By contrast many Conservatives seem determined to ignore realities- political and economic alike- and march down a radical road for which there is an insufficient consensus, either in the coalition or indeed the Tory party itself. The fact that David Cameron has not been able to provide the right with sufficient red meat: partial or even full withdrawal from the EU, large scale government spending cuts in health, welfare and education, an even more ludicrous immigration policy, is seen as a failure of his leadership, and not as a sign of the unreasonable nature of the right's demands. Yet those demands are crazy. There is no consensus for an EU withdrawal anywhere except in the Conservative right wing- and despite their arrogant moral certainty, the Tory right is a pretty small minority that gets ever more unconvincing as it grows ever more shrill and dogmatic.

The Tory right seeks revenge for the slights that they perceive that Cameron has launched against them. Yet the reality is that far from the supposed "Johnson plot" being the salvation of the Conservatives, it could mark the doom of the Conservative party. 

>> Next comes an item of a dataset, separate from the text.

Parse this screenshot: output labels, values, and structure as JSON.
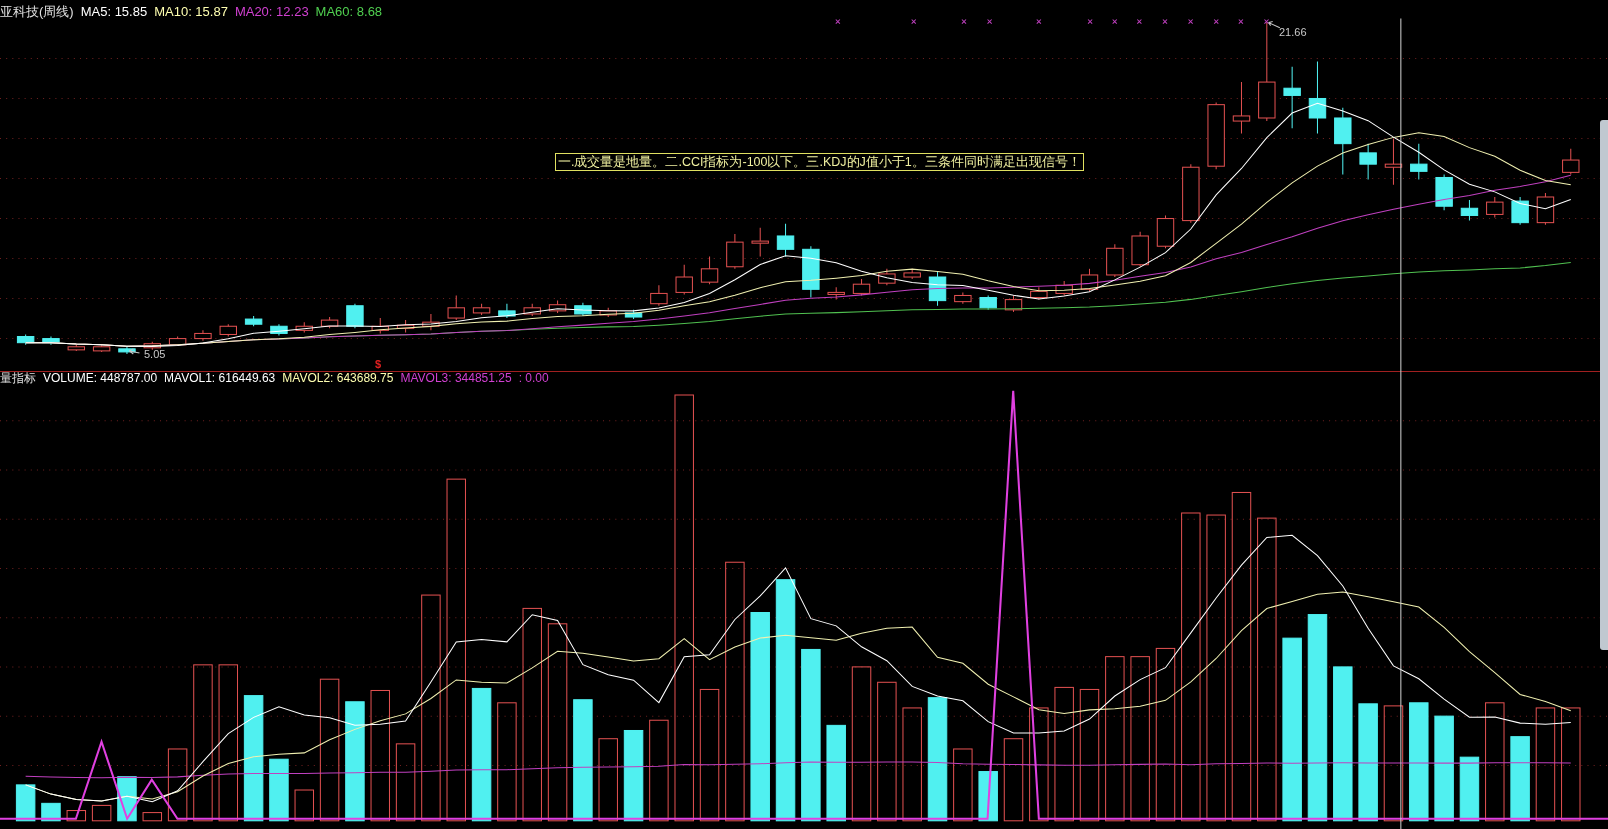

Self obsessed, doctrinaire and out of touch, the "flapping of white coats" now afflicts many on the Tory benches. A series of by election defeats, beginning with Corby, could mean that far from the Conservatives holding the ring until 2015, the Lib Dems find that they are no longer able to participate in a government of instability and irresponsibility and that new electoral maths gives them an alternative. 

The Lib Dems paid a price in order to obtain a stable government to deal with the economy. If the Tories can not deliver stability amongst themselves, then why should the Liberal Democrats continue to pay the price, if they find they have other choices?